Tuesday, August 12, 2014

A Night on the Beach

We headed to Virginia Beach the next day, and I was reassigned to drive a pickup truck with the audio team.  I knew them from filming the movie together, and we were friends, so that was a much lower stress vehicle to be in.  Plus I usually just followed car in front of me, which was easier.  It was the off season and very cold, but we were staying in a high rise hotel right on the water, with rooms overlooking the Atlantic Ocean.  Our next shoot was at Fort Point, overlooking the mouth of the Chesapeake Bay.  This would be a full amphibious landing, with hovercraft and armored vehicles from the ship.  The landing was at night, and really cold.  I started with a camera unit on the beach, waiting for the first footage, to return to the vehicles to process it.  The USS Ashland was anchored a mile or two off shore, and we could hear what was coming long before we could see it.  The first units to hit the beach were AAVs, which drove out of the water, and appeared around us in the darkness.  They offloaded their passengers, who secured the beachhead, and moved inland.

None of these exercises were designed to be actual combat missions; they were just various unusual situations that could arise.  This one was planned to be a two part mission with the initial landing group discovering a cache of WMDs a few miles inland, and then the mission would shift to guarding and securing those items until a team could be brought in to deal with them properly.  The problem was that the initial landing team didn’t actually identify the WMDs, even though they made it to the correct building.  So the MPs that were overseeing the exercise had to help them out a little, which wasn’t as dramatic for our shooting purposes.

The challenge for us was that the mission took place across the wide swath of coast and several miles inland, over 36 hours.  The initial landing and discovery was finished by the morning, and we headed back to the hotel during the day, where I was able to collect media from the twelve camera operators who had been distributed throughout the exercise.  The next evening we went back to film the arrival of the WMD experts, which may have been the most anticlimactic moment in the history of the world.  The marines had been guarding that area for 36 hours by the time they left, after 12 hours preparing for the mission on the ship.  They would trade off who was on watch, but sleeping in the back of their armored vehicles can’t be that restful.  I spent most of that night logging footage in an SUV, trying to stay warm in the extreme cold.
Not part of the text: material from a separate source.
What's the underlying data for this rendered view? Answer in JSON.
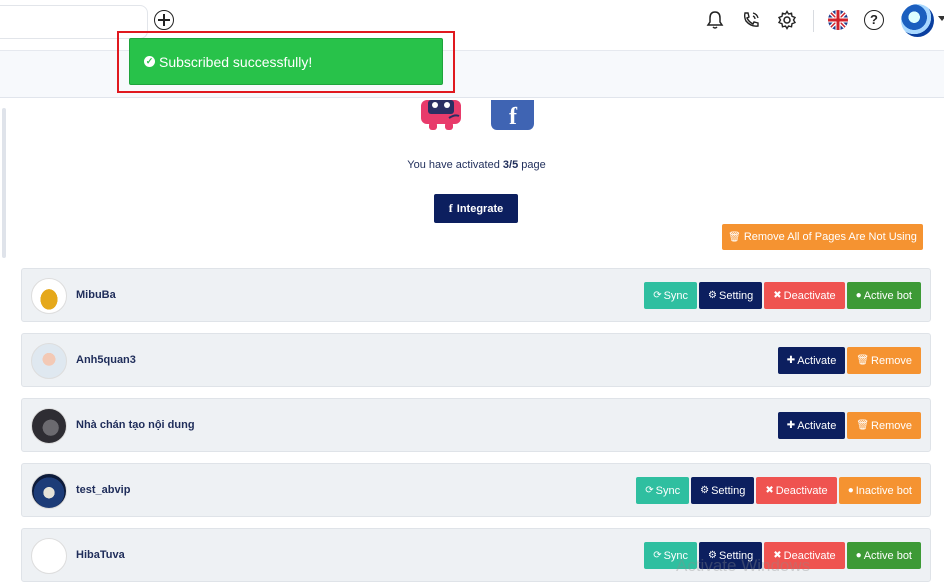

We had the next day off, to catch up on sleep, and in my case catch up on footage logging as well.  We had gotten a drive of footage from the team on the Ashland, when one of them came ashore on an AAV, so I had a lot more to sort through.  We were halfway done with the project, so I was able to ship a drive full of data back to the office, which lowers the overall stress level once it arrives safely.  Our next two missions were in Fort Jackson, South Carolina.  So the production had chartered a flight to get the crew down there.  It was a pretty small plane, so I had a seat that was a window AND an aisle seat.  We landed and were given a new set of vehicles.  I got another truck, and we loaded up the sound gear, and headed off to get another set of base passes.